The thing is rather known: the Law courts of Bruxelles and the Palate of the Three Powers of Brüsel are rather identical, even if these two buildings have very different function. A door at least connects them one to the other, allowing a Passage in the two directions.
| Perhaps if
mysterious that it can appear, the thing is explained by the exceptional character of this
disproportionate building, "the vastest accumulation of stones of size which exists
in Europe", and by the personality of its architect, Joseph Poelart.

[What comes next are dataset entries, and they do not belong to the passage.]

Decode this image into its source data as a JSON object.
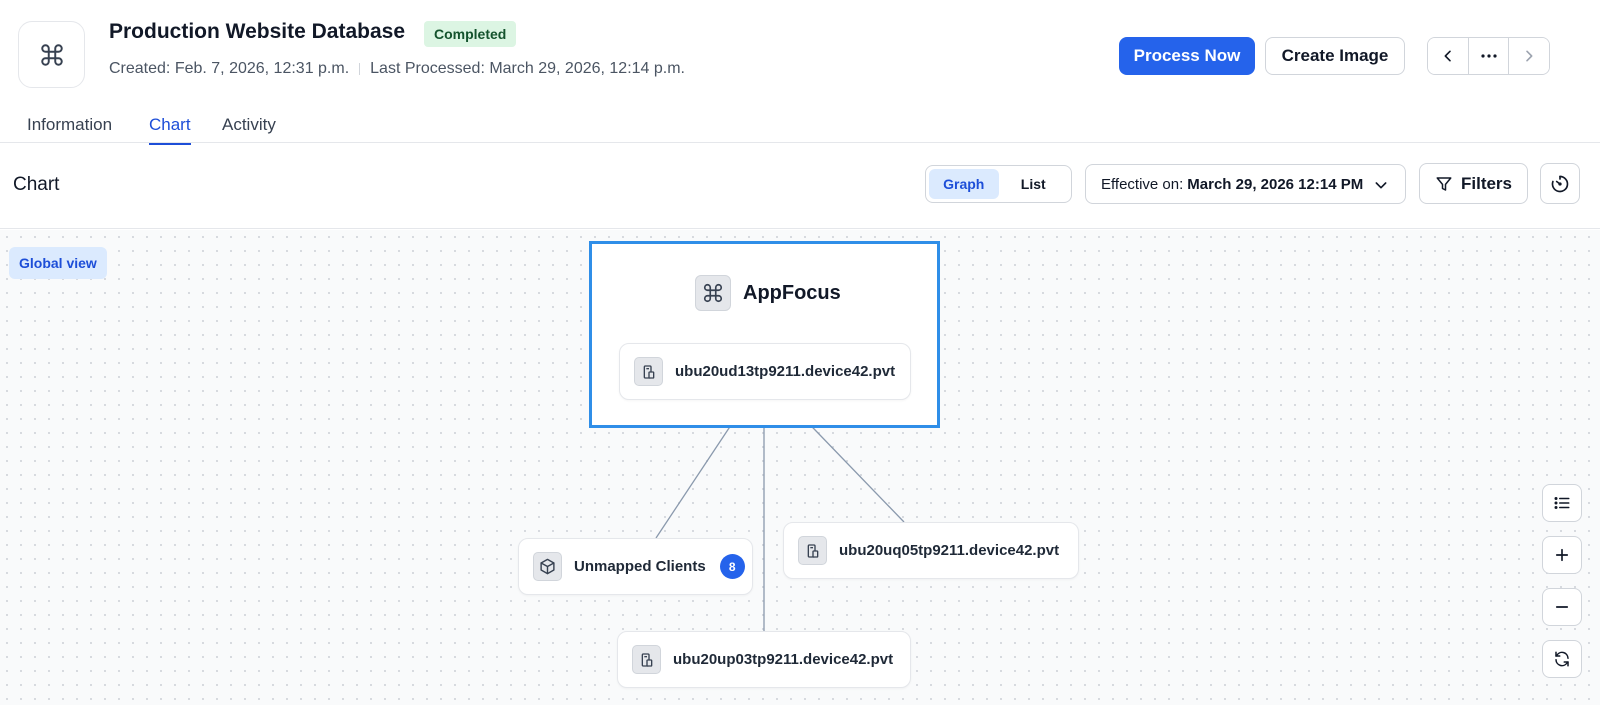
{
  "header": {
    "title": "Production Website Database",
    "status": "Completed",
    "created": "Created: Feb. 7, 2026, 12:31 p.m.",
    "last_processed": "Last Processed: March 29, 2026, 12:14 p.m.",
    "process_now_label": "Process Now",
    "create_image_label": "Create Image",
    "more_label": "···"
  },
  "tabs": [
    {
      "label": "Information",
      "active": false
    },
    {
      "label": "Chart",
      "active": true
    },
    {
      "label": "Activity",
      "active": false
    }
  ],
  "toolbar": {
    "title": "Chart",
    "view_toggle": {
      "graph": "Graph",
      "list": "List",
      "selected": "Graph"
    },
    "effective_label": "Effective on:",
    "effective_value": "March 29, 2026 12:14 PM",
    "filters_label": "Filters"
  },
  "canvas": {
    "global_view_label": "Global view",
    "focus": {
      "name": "AppFocus",
      "device": "ubu20ud13tp9211.device42.pvt"
    },
    "nodes": {
      "unmapped": {
        "label": "Unmapped Clients",
        "count": "8"
      },
      "right": {
        "label": "ubu20uq05tp9211.device42.pvt"
      },
      "bottom": {
        "label": "ubu20up03tp9211.device42.pvt"
      }
    }
  },
  "colors": {
    "primary": "#2563eb",
    "focus_border": "#2f8ee8",
    "status_bg": "#dcf5e3",
    "edge": "#8a99ad"
  }
}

| One knows that Poelart was
freemason and that he profited throughout the construction from extremely high supports,
in spite of his odd nature and of the multiplication by five of an already colossal
budget. But according to the English historian James Wells, freemasonry constituted only
one simple cover. Poelart would have especially been one of the founder members of the
"sect B", a secret society of Bruxelles seeking by all the means to join the
parallel city of Brüsel. It is with this occult goal that construction would have mainly
served as the Palate.
The key of the Passage of the Palate could be in the report of the investigation made by James Wells in his book, Shadows in the nigth, a secret society in Belgium. A thing seems clear: we are us even the evidence of the existence of one Passage inside the Law courts. Alas, this access - that we borrowed by chance, one Sunday of 1980, and which allowed us to slip into the world of the Obscure Cities, then to return from there - appears irremediably lost today. The recent transformations of the basements of the Palate are perhaps the cause of this lost.